It’s the accusation every company’s fluff department dreads: abetting creepy privacy-quashing tools and supporting human-rights abuses, including torture—just a few of the charges Falun Gong practitioners are leveling at networking giant Cisco Systems in a federal lawsuit filed in California last week.
The suit filed by Washington D.C.-based Human Rights Law Foundation (HRLF) on behalf of members of Falun Gong—a spiritual movement banned in China—claims Cisco helped design and sustain the country’s Golden Shield Project (nicknamed the “Great Firewall of China”). The project amounts to a censorship and surveillance net used to regulate Internet use and block content, and in Cisco’s case, says the lawsuit, to allegedly identify, track and target Falun Gong members and other dissident groups.
(More on TIME.com: China Denies Google Claims of Beijing Gmail Frame-Up)
Cisco for its part denies everything, claiming there’s “no basis” for the suit and that it intends to “vigorously” defend against the charges, adding that it doesn’t operate networks in China and didn’t custom-tailor its products to support censorship.
It’s not the first time Cisco’s been accused of as much. In 2008, the company found itself on the defensive after 2002 PowerPoint slides emerged discussing the suppression of the “evil religion” of Falun Gong and “other hostiles.” While Cisco didn’t deny the slides originated with a Cisco engineer, it said it “[disavowed] the implication that this reflects in any way Cisco’s views or objectives.”
The question posed by the lawsuit is really whether you can sell and support technology as sophisticated as Cisco’s to a government as openly repressive as China’s and not get your hands dirty.

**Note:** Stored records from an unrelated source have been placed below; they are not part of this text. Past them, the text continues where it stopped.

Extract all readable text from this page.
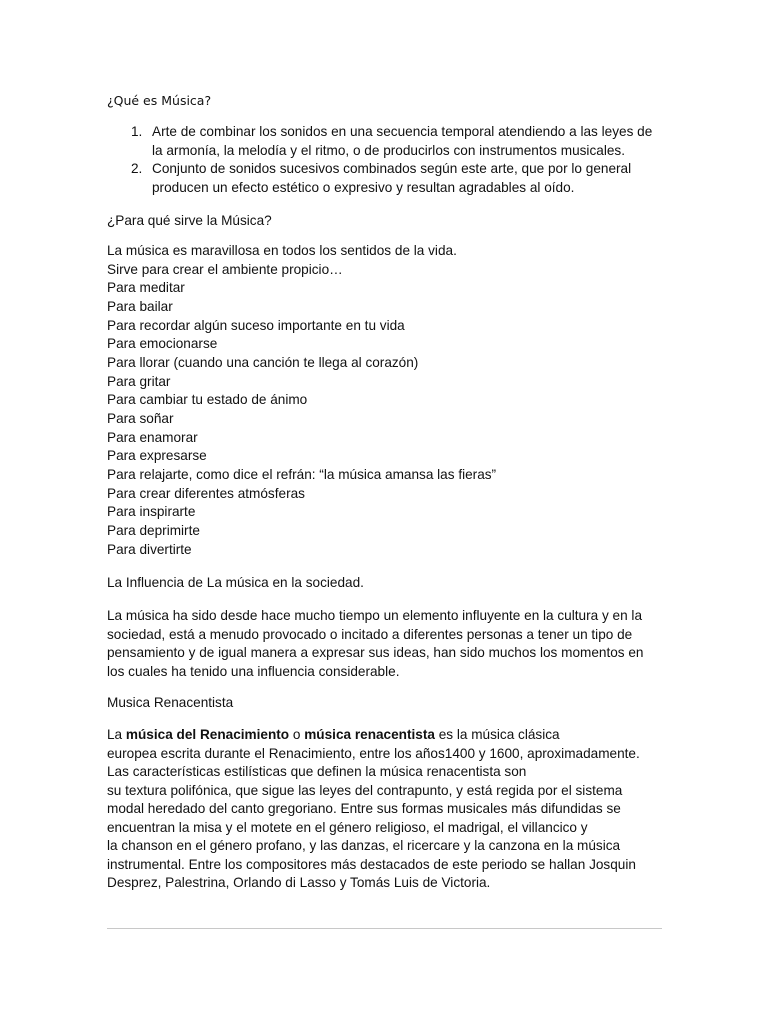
¿Qué es Música?
1. Arte de combinar los sonidos en una secuencia temporal atendiendo a las leyes de
la armonía, la melodía y el ritmo, o de producirlos con instrumentos musicales.
2. Conjunto de sonidos sucesivos combinados según este arte, que por lo general
producen un efecto estético o expresivo y resultan agradables al oído.
¿Para qué sirve la Música?
La música es maravillosa en todos los sentidos de la vida.
Sirve para crear el ambiente propicio…
Para meditar
Para bailar
Para recordar algún suceso importante en tu vida
Para emocionarse
Para llorar (cuando una canción te llega al corazón)
Para gritar
Para cambiar tu estado de ánimo
Para soñar
Para enamorar
Para expresarse
Para relajarte, como dice el refrán: “la música amansa las fieras”
Para crear diferentes atmósferas
Para inspirarte
Para deprimirte
Para divertirte
La Influencia de La música en la sociedad.

La música ha sido desde hace mucho tiempo un elemento influyente en la cultura y en la
sociedad, está a menudo provocado o incitado a diferentes personas a tener un tipo de
pensamiento y de igual manera a expresar sus ideas, han sido muchos los momentos en
los cuales ha tenido una influencia considerable.

Musica Renacentista

La música del Renacimiento o música renacentista es la música clásica
europea escrita durante el Renacimiento, entre los años1400 y 1600, aproximadamente.
Las características estilísticas que definen la música renacentista son
su textura polifónica, que sigue las leyes del contrapunto, y está regida por el sistema
modal heredado del canto gregoriano. Entre sus formas musicales más difundidas se
encuentran la misa y el motete en el género religioso, el madrigal, el villancico y
la chanson en el género profano, y las danzas, el ricercare y la canzona en la música
instrumental. Entre los compositores más destacados de este periodo se hallan Josquin
Desprez, Palestrina, Orlando di Lasso y Tomás Luis de Victoria.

The 52-page lawsuit alleges Cisco was in fact substantially involved in customizing and supporting China’s Golden Shield Project from the get-go, and that it viewed its role in aiding China’s attempt to crack down on groups like Falun Gong as a “lucrative” business opportunity.
How damaging was Cisco’s interaction with the Chinese government? The suit claims the Golden Shield Project enabled the arrest of up to 5,000 Falun Gong members after they downloaded material about the sect from international sites. It also alleges one of the plaintiffs (a U.S. citizen) was arrested upon entering China after emailing with Falun Gong members within the country, and that another was beaten to death for repeatedly accessing a Falun Gong website.